La bataille des minerais critiques se joue désormais à l’échelle diplomatique.

À Washington, lors de la première réunion ministérielle consacrée aux chaînes d’approvisionnement stratégiques, la République démocratique du Congo a cherché à affirmer son rôle pivot sur le marché mondial des métaux indispensables à la transition énergétique.

Représentant Kinshasa, le ministre des Mines, Louis Watum Kabamba, a pris la parole devant plus d’une cinquantaine de délégations internationales, à l’invitation du Gouvernement des États-Unis.

Au nom du président Félix-Antoine Tshisekedi Tshilombo et de la Première ministre Judith Suminwa Tuluka, il a salué une initiative destinée à « renforcer la coopération internationale autour des chaînes d’approvisionnement responsables en minéraux critiques ».

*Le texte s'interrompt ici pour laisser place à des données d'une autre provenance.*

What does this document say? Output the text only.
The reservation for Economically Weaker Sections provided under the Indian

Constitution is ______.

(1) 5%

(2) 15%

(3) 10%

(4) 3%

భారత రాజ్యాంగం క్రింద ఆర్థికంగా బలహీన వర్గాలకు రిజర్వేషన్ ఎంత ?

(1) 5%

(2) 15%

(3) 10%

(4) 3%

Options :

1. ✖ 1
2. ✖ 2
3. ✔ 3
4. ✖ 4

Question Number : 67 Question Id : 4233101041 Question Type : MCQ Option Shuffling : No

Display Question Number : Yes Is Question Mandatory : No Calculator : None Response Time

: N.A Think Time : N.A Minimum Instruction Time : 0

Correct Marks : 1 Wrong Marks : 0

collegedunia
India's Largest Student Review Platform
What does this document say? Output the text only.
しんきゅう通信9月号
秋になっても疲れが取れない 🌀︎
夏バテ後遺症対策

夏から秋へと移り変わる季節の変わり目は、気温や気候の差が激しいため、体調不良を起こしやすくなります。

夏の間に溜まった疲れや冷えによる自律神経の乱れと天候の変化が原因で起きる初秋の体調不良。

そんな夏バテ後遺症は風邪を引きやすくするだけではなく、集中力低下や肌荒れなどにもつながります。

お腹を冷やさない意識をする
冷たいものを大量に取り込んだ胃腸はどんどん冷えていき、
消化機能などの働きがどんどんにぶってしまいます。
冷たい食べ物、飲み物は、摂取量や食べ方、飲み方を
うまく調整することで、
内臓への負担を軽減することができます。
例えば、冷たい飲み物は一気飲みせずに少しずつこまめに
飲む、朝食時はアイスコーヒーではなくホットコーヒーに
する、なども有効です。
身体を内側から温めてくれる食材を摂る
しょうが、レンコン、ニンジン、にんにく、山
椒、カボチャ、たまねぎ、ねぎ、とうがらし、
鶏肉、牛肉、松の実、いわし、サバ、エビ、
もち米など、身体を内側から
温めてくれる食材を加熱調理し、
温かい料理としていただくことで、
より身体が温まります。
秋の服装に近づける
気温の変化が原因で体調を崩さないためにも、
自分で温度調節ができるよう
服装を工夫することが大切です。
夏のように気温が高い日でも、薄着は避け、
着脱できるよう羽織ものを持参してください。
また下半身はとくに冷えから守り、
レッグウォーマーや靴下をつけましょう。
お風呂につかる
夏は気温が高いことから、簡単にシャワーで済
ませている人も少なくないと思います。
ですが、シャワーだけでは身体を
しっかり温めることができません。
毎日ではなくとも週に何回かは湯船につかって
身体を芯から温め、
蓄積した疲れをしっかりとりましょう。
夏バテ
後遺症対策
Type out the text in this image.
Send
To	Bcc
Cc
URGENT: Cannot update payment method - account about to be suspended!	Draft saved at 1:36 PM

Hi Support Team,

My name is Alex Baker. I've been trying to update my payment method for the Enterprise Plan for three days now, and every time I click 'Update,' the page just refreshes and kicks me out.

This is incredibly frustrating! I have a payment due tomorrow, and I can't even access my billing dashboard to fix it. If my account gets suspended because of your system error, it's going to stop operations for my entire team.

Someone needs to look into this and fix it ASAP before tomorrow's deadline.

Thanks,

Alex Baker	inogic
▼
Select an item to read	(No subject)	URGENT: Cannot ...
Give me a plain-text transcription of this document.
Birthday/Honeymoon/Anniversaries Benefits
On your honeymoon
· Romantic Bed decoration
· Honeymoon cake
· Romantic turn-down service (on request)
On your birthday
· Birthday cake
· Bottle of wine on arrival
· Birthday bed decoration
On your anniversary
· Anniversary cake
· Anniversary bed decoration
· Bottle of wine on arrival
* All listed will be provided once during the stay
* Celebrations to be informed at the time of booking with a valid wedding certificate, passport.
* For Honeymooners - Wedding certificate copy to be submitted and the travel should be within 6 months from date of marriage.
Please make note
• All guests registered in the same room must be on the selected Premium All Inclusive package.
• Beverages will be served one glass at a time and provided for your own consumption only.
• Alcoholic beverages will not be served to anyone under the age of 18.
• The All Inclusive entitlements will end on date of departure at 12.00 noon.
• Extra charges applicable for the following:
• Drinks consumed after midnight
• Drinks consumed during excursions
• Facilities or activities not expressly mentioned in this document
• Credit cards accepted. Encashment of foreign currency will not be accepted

Un acteur clé de la transition énergétique

Le ministre a rappelé le poids déterminant du pays dans l’économie mondiale des batteries et des technologies bas carbone.

La RDC assure aujourd’hui près de 70 % de la production mondiale de cobalt et environ 10 % du cuivre, deux minerais essentiels à la fabrication de véhicules électriques, d’équipements électroniques et de réseaux énergétiques.

Les exportations minières congolaises ont dépassé 25 milliards de dollars en 2024, a-t-il souligné, témoignant du rôle structurant du secteur dans les finances publiques.

Surtout, Kinshasa met en avant son potentiel inexploité. Selon les estimations officielles, plus de 90 % des réserves géologiques resteraient encore à explorer, pour une valeur évaluée à 25 000 milliards de dollars.

Sortir du modèle extractif

Au-delà des chiffres, le message se veut stratégique : ne plus se contenter d’exporter des matières brutes.

« La République démocratique du Congo est ouverte aux affaires », a déclaré Louis Watum Kabamba, appelant à des partenariats fondés sur la transformation locale et le transfert de technologies.

Le gouvernement défend une chaîne de valeur intégrée — extraction, transformation, industrialisation — susceptible de créer davantage d’emplois et de capter une part plus importante de la richesse générée.

Parmi les projets mis en avant figure le programme MIFOR, dédié au développement des ressources en minerai de fer de la Grande Orientale, adossé à des infrastructures énergétiques et logistiques, ainsi que des campagnes nationales d’exploration pour élargir l’offre mondiale en minerais critiques.

Diplomatie économique et stabilité régionale

Les autorités congolaises présentent également ces investissements comme un levier de stabilisation, notamment dans l’Est du pays, où l’activité économique est perçue comme un facteur de paix. L’idée : transformer des zones marquées par les conflits en pôles industriels et commerciaux.

À Washington, la RDC cherche ainsi à conjuguer souveraineté économique et attractivité internationale. Reste à convertir ces ambitions en projets concrets, financements sécurisés et retombées locales durables, condition indispensable pour que la richesse du sous-sol se traduise enfin par un développement tangible pour la population.